In 1940, Baker began to work with the National Association for the Advancement of Colored People (NAACP) as the secretary and then becoming the director of branches from 1943-1946.

The 1955 Montgomery Bus Boycott inspired her so much that she decided to co-found the organization (with the same name) to fight the Jim Crow Laws of the South.

Baker moved to Atlanta in 1957 to help Martin Luther King Jr. with his Southern Christian Leadership Conference (SCLC).

In February of 1960, a group of black students from North Carolina Agricultural and Technical State University refused to leave a sit-down diner in Greensboro, North Carolina. After that occurred, Baker left the SCLC to assist those students by scheduling a meeting for them at Shaw University. This meeting sparked the beginning of the Student Nonviolent Coordinating Committee (SNCC).

The SNCC worked with the Congress of Racial Equality. These organizations helped organize the Freedom Rides of 1961.

The SNCC also created “Freedom Summer” to help bring attention to the crisis of racism within Mississippi and help African Americans with the process of registering to vote.
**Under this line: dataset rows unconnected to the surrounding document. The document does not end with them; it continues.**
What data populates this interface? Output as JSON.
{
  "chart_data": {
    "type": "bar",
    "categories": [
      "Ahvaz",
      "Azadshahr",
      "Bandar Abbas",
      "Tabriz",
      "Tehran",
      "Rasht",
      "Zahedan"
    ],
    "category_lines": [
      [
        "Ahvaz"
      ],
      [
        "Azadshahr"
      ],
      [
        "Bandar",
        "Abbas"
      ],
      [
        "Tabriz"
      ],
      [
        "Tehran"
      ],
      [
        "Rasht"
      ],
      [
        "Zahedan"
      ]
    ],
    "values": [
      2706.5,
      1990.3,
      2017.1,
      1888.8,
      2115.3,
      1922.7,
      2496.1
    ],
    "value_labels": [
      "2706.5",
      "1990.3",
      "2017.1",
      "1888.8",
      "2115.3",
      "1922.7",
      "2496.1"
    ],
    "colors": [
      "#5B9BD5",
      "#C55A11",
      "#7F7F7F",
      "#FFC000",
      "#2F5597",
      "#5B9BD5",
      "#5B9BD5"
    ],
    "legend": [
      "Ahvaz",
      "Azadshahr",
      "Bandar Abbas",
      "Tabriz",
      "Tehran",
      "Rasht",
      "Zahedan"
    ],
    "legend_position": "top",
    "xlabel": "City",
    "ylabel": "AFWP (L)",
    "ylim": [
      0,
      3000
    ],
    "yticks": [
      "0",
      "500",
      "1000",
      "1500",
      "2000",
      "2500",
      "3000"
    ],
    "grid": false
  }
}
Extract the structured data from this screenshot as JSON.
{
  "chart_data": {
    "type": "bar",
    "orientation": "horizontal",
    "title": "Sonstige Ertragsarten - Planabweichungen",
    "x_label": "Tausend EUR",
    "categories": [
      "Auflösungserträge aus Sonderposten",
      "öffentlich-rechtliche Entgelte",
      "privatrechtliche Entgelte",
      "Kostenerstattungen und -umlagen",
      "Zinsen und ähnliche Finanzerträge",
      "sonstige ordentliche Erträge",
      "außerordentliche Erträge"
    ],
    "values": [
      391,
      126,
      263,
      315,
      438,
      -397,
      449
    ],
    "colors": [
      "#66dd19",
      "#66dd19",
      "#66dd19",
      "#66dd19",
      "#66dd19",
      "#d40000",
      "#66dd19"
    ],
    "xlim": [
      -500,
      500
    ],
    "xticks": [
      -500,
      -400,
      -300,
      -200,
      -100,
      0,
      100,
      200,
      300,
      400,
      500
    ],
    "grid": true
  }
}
According to The Ella Baker Center, voting was important to Ms. Baker as, “voting was one key to freedom.”  During this time, voting was seen as one of the only ways for African Americans to make their voices heard.

Ms. Baker was an influential leader throughout the civil rights movement until her death on December 13, 1986, her 83rd birthday.

You can carry on Ms. Baker’s legacy by pushing for change throughout our society and joining The Ella Baker Center for Human Rights.